De komende jaren worden in de uitvoeringsprogramma’s de beleidsdoelen, zoals omschreven

in de Nadere Uitwerking van dit VTH-beleid, concreet uitgewerkt middels indicatoren. Hierbij is

het van belang om juiste data te koppelen aan de desbetreffende beleidsdoelen. Dit wordt de

komende jaren nader vormgegeven.

 

 

2. MISSIE & VISIE

In dit hoofdstuk zijn de missie en de visie geformuleerd, die leidend zijn voor het VTH-beleid.

Wat willen we bereiken de komende tijd, welke kernwaarden willen we met elkaar afspreken,

welke ambitie hebben we met elkaar?

 

 

2.1 Missie

De missie gaat over het heden, waarom bestaan we, identiteit

en waarden en overtuigingen – waar staan we voor.

 

 

Met het vaststellen van dit beleid werken we de volgende

missie uit:

 

 

Een veilige, gezonde en duurzame leefomgeving. Om dat te

bereiken werken we vanuit vertrouwen intensief samen. Vanuit

kwaliteit en gericht op dienstverlening staan we in verbinding

met elkaar. We zetten daarbij onze deskundigheid in, zijn

betrouwbaar en objectief.

 

 

2.2 Visie

De visie gaat vooral over de toekomst, wat willen we worden,

wat zijn onze kernwaarden, idealen en ambities en waar wil je

aan herkend worden – waar gaan we voor.

  • Kwaliteit staat centraal in ons werken! Professionele medewerkers maken hierbij het verschil. Ze zijn deskundig, weten wat er speelt en zijn uitstekend bereikbaar en benaderbaar. We werken continu aan de verbetering van de dienstverlening, waarbij we aansluiten bij de dienstverleningsprincipes van de Omgevingswet.

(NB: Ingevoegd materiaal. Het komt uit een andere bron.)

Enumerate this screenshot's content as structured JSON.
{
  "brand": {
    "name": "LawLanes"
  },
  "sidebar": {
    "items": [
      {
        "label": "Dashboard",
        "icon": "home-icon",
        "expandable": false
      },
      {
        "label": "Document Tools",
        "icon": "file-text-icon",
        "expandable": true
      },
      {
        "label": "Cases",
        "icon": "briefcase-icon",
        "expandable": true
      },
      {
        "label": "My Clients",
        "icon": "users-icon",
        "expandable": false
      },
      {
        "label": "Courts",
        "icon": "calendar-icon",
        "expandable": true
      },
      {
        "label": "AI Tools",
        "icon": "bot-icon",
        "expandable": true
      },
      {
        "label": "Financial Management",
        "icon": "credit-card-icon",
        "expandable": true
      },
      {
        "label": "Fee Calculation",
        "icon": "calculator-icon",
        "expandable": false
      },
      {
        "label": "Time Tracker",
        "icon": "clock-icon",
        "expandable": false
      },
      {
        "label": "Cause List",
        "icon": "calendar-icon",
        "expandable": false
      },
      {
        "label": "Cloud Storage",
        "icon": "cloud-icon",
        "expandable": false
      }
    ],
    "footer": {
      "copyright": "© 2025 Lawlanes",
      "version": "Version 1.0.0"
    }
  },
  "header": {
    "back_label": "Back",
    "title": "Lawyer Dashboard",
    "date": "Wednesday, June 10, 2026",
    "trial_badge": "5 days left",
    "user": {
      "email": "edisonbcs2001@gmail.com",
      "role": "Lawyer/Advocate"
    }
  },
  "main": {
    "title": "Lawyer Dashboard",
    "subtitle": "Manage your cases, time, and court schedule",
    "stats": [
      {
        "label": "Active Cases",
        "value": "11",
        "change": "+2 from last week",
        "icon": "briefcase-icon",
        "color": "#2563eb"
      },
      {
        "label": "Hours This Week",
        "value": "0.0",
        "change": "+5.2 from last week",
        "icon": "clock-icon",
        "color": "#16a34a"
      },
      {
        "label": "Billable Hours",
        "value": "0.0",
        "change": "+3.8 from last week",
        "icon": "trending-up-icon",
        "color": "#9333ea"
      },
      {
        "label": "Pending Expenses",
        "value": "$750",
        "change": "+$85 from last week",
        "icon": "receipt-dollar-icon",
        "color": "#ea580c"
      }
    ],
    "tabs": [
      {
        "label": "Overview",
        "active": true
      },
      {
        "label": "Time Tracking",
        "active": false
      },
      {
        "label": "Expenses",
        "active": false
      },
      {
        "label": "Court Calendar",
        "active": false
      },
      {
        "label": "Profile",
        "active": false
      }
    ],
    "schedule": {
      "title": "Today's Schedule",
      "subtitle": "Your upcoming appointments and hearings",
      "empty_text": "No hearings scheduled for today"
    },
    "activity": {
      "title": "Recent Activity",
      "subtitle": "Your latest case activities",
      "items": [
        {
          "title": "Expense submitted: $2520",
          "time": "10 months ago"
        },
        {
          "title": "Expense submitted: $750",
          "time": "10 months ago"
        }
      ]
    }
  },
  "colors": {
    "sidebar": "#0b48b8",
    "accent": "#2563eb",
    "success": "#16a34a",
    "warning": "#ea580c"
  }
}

  • Wij staan voor goede uitvoeringskwaliteit van vergunningen, toezicht en handhaving. We richten ons op de gehele keten en werken integraal.

  • We zoeken de balans tussen een gelijk speelveld en gebiedsspecifiek. In de basis gaan we voor uniformiteit voor inwoners en bedrijven met mogelijkheden voor lokaal maatwerk met een minimale ondergrens.

  • Wij delen onze deskundigheid en kennis met ketenpartners en zetten ons netwerk optimaal in.

  • De governance hanteren we in de praktijk (opdrachtgever – opdrachtnemerrelatie) door te werken vanuit rolbesef en we zijn rolvast.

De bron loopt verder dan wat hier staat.